Friday Fine-Tune: Opening Up MPE's Shell
February 24, 2017
Way back in the middle 1990s HP added the Posix shell to the HP 3000. The improvement meant customers who had Unix and MPE running in the same shop could train operators and managers with a single set of commands. Posix was a plus, making the 3000 appear more Unix-like (which seemed important at the time).
Over the years, however, Posix has been a feature waiting be discovered for most 3000 managers and operators. The computer's operating system was renamed from MPE/XL to MPE/iX just for this added Posix feature. But enough history; Posix is still on the 3000 and remains a powerful interface tool, an alternative to the CI interface that HP created for the system. You can even call Posix commands from the CI, a nifty piece of engineering when it can be done.
That's not always possible, though. A customer wanted to know how to "expand wildcard shells" using Posix. He tried from the CI and had this story to relate.
:LL /BACKUPS/HARTLYNE/S*
ls: File or directory is not found
So how do I do this? I need to be able to tell tar to archive all of the reels of a STD STORE set via a regexp. It does not work in tar, and it apparently does not in ls—so I speculate that there is something special about the innovation of Posix utilities from the CI that I am not aware of. What is it?

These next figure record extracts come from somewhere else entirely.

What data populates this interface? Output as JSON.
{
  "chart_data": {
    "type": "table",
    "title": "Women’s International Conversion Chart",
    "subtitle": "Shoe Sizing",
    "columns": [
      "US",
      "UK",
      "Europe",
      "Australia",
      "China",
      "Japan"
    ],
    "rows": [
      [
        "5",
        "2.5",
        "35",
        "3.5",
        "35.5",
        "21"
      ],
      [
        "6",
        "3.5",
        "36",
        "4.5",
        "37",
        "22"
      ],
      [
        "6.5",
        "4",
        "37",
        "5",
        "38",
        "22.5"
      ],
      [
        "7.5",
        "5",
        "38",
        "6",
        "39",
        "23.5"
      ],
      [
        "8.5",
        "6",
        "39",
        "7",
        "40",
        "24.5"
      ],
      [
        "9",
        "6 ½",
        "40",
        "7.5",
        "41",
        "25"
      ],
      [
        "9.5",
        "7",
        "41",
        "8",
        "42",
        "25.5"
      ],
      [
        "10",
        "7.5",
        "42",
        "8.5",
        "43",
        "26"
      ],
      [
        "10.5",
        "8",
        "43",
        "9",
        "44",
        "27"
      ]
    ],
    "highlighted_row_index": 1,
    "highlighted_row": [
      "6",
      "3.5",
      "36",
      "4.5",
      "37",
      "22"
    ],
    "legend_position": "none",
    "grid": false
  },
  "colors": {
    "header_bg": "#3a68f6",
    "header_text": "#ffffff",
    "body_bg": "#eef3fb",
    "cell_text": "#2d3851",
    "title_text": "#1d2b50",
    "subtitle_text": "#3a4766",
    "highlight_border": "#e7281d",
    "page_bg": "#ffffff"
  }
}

Jeff Vance, the 3000 CI guru at while at HP, replied "Wildcards on most (all) Unix systems, including Posix implementations, are done by the shell, not the individual programs or in-lined shell commands, like ls in your example. A solution is to run the shell and execute ll from within.
An interesting footnote if you've read this far: The Posix shell for the 3000 is one part of the operating system that was not built by HP. The shell was licensed by HP from MKS, and Hewlett-Packard paid royalties to MKS so Posix could work inside of MPE/iX. That was an issue that posed a potential snag for source code licensing from HP. But the outside license issues never ended up blocking emulation or source-license arrangements. Managers have used Posix on the 3000 as a way to get familiar with commands in Unix systems. In the great majority of instances, these commands are the same.